AUBURN HILLS, Mich.—Rigaku Innovative Technologies Inc., a subsidiary of The Woodlands, Texas-based Rigaku Americas Corp., has teamed up with longtime collaborator PANalytical B.V., in Almelo, The Netherlands, to jointly develop a new high-brilliance micro-focus X-ray source.
This new source is a complete, turnkey X-ray beam module, consisting of a high-performance X-ray optic designed and manufactured by Rigaku and generator from PANalytical. Applications range widely, from determining protein structures critical for the mapping of the human genome to determining nanoparticle size distributions and shape functions for drug delivery mechanisms and into many non-pharmaceutical areas as well, such as semiconductors and environmental science.
"Unlike a medical X-ray, with a broad beam, this technology gives you a beam no larger than a human hair, and the divergence is small, thus giving you better quality results," says Tom McNulty, director of Rigaku America's materials science business unit. "These types of instruments are used for protein crystallography work at all kinds of drug companies and biochemistry departments where people are trying to develop new drugs, improve old ones and other types of pharmaceutical work."
He notes that rotating anode technology, which provides an even better quality X-ray beam, is also available through Rigaku, but this new X-ray source helps balance the issues of quality and price for end-users.
"You still get a very high-quality beam, but at a lower cost and with fewer maintenance issues, so we see this being able to put protein crystallography technology into the hands of more researchers," McNulty says.

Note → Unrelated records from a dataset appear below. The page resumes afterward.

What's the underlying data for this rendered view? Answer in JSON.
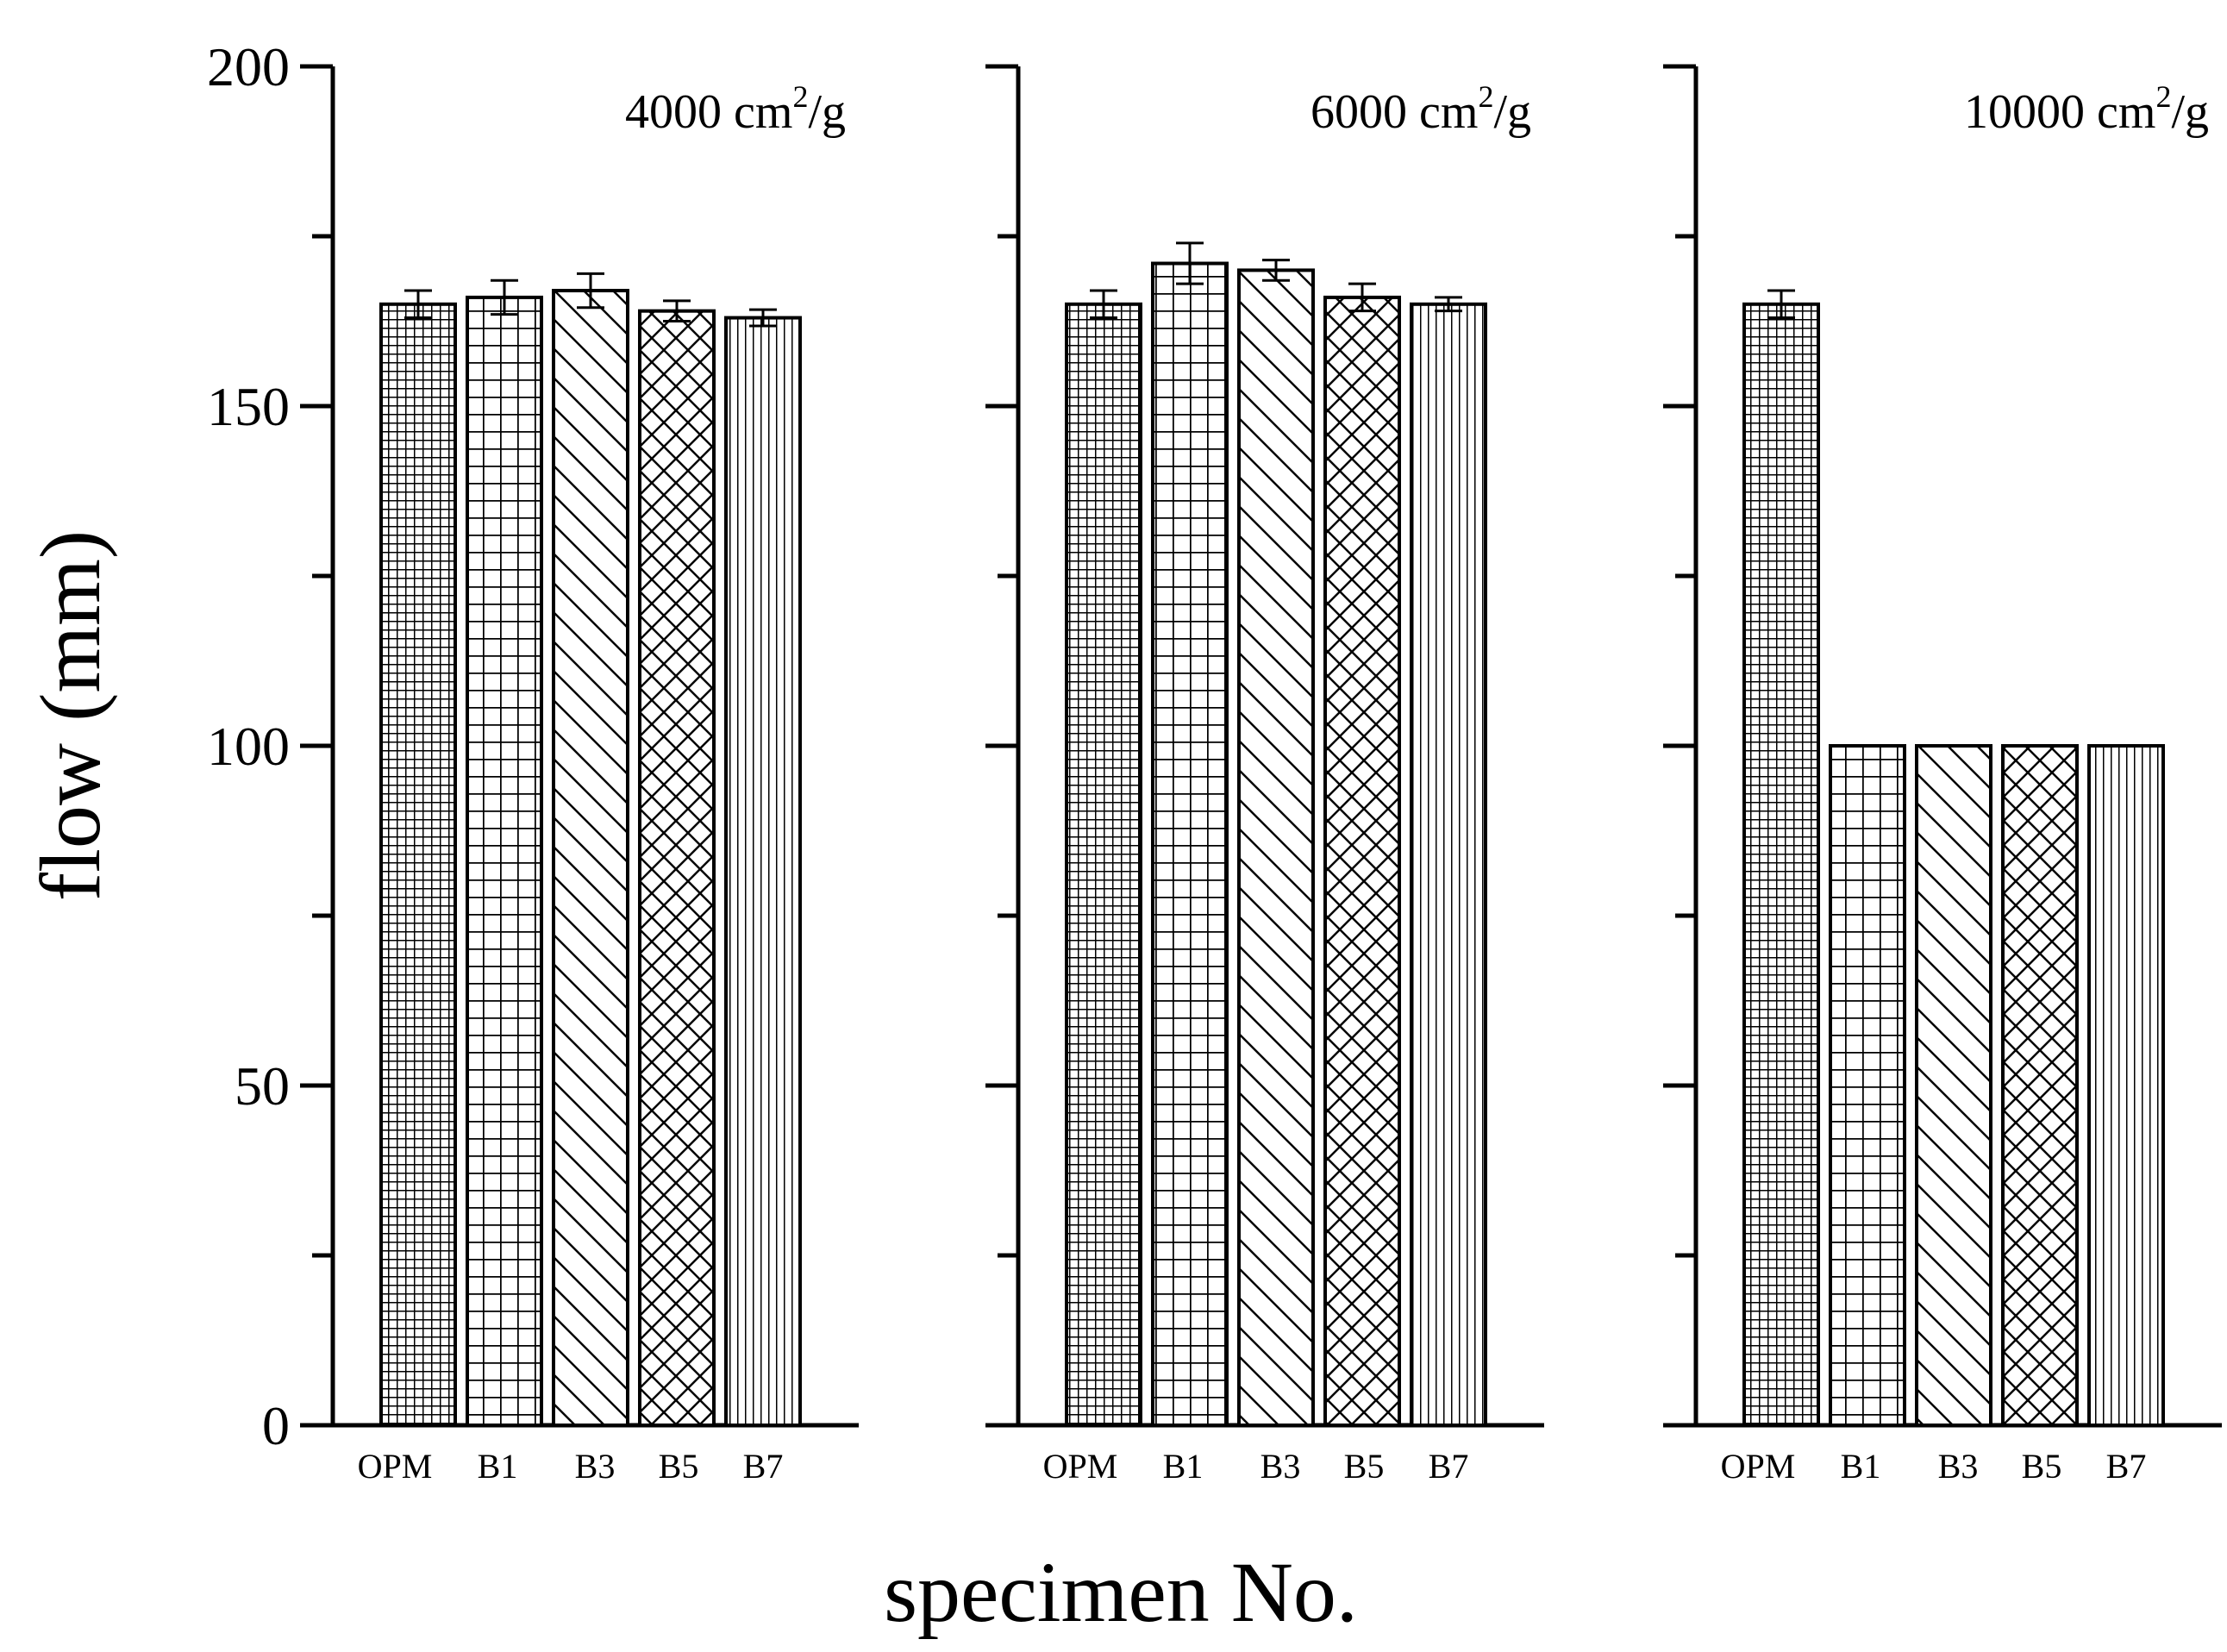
{
  "chart_data": {
    "type": "bar",
    "ylabel": "flow (mm)",
    "xlabel": "specimen No.",
    "ylim": [
      0,
      200
    ],
    "yticks": [
      "0",
      "50",
      "100",
      "150",
      "200"
    ],
    "categories": [
      "OPM",
      "B1",
      "B3",
      "B5",
      "B7"
    ],
    "panels": [
      {
        "label_main": "4000 cm",
        "label_sup": "2",
        "label_tail": "/g",
        "values": [
          165,
          166,
          167,
          164,
          163
        ],
        "errors": [
          2,
          2.5,
          2.5,
          1.5,
          1.2
        ]
      },
      {
        "label_main": "6000 cm",
        "label_sup": "2",
        "label_tail": "/g",
        "values": [
          165,
          171,
          170,
          166,
          165
        ],
        "errors": [
          2,
          3,
          1.5,
          2,
          1
        ]
      },
      {
        "label_main": "10000 cm",
        "label_sup": "2",
        "label_tail": "/g",
        "values": [
          165,
          100,
          100,
          100,
          100
        ],
        "errors": [
          2,
          0,
          0,
          0,
          0
        ]
      }
    ]
  }
}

Although Rigaku covers a wide range of industrial and research applications, biotech is clearly a priority with this kind of technology, with Rigaku Chairman Hikaru P. Shimura noting on the company's Web site that "we are really focusing our energies and attention on several key areas, including biotechnology. And within biotechnology, we are focusing on structural genomics, which is, essentially, the high-throughput determination of protein structures."
The new source provides up to twice the usable X-ray flux when compared to currently available sealed-tube micro-focus source technology, reportedly offering excellent stability of spot size, spot position and intensity. This most recent collaboration between Rigaku and PANalytical follows a long history of product integration between the two companies for both X-ray diffraction and X-ray fluorescence systems dating back to 1984.
One of Rigaku's core competencies has always been the accurate manufacturing of X-ray optical modules and rotating anode X-ray generators, notes Catherine Klein, senior VP for Rigaku Americas Corp., whereas PANalytical has a long history in the development of sealed-tube X-ray sources.